Why do ranges happen?
Posted on9.06.2010
Stocks trend when investors and traders consider the underlying company to be undervalued or overvalued at the current share price:
• When the company is undervalued, the shares are bid, driving the price higher with increasing demand.
• When the company is overvalued, the shares are offered, driving the price lower with increasing supply.
In this manner, the market proves to be self-correcting as company valuations find their most appropriate level.
On the other hand, when a stock is range-bound, it tends to mean that investors and traders consider the company to be properly valued and that they are satisfied with the current share price. The lower boundary of the range represents support, the level at which the stock is approaching being undervalued. Investors enter the market and purchase the stock at that level, preventing it from falling beneath support.

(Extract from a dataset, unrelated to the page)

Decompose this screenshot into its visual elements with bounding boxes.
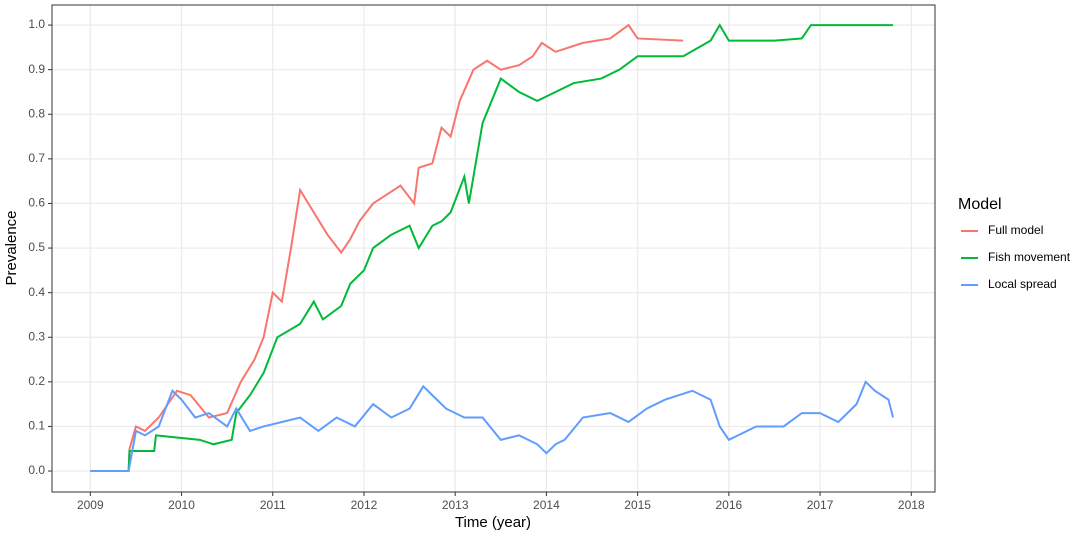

The upper boundary of the range represents resistance, where the stock approaches being overvalued. When the price reaches that level, investors sell the stock rather than hold it, preventing it from breaking above resistance. Traders who purchased the stock as it approached the upper boundary also tend to sell at that level, in preference to taking a loss on the trade.
Ranges on stock charts tend to hold until something fundamental changes, for example:
• the company’s earnings improve (or decline) dramatically;
• the industry sector’s regulatory environment is altered; or
• the company announces a new and exciting product, or is forced to recall an old one.
The change in the company’s fundamentals forces investors to revalue the company and therefore its shares, breaking the range and generally initiating an uptrend or downtrend, until a new and satisfactory valuation is reached.
Understanding the logic behind stock ranges helps traders recognise the difference between a true range formed through consensus, and a pause in trend, such as a flag or pennant.
When last analysed, Rio Tinto PLC (RTP:NYSE) had broken beneath its long-term uptrend and was resting atop a support level at 50.00, as shown on the chart below:
The stock spiked briefly beneath the resistance level in late January and early February, then rose parallel to the bullish trendline and even tested it from beneath, as resistance. RTP touched a high of 62.24 on 5 April, but shortly thereafter the 40% resources profits tax was announced and the mining industry sector was quickly revalued by investors, sending the entire sector and RTP sharply lower.
In this new environment and with the global financial turmoil resurrected in Europe, support at 50.00 did not hold. The stock slammed through, turned and tested the level as resistance, and when it held turned lower yet again. It found support at 40.00, a 33% retracement from the 52-week high.
RTP has entered a new range between 40.00 and 50.00, where traders may expect it to remain and consolidate while investors consider this new valuation level for the sector.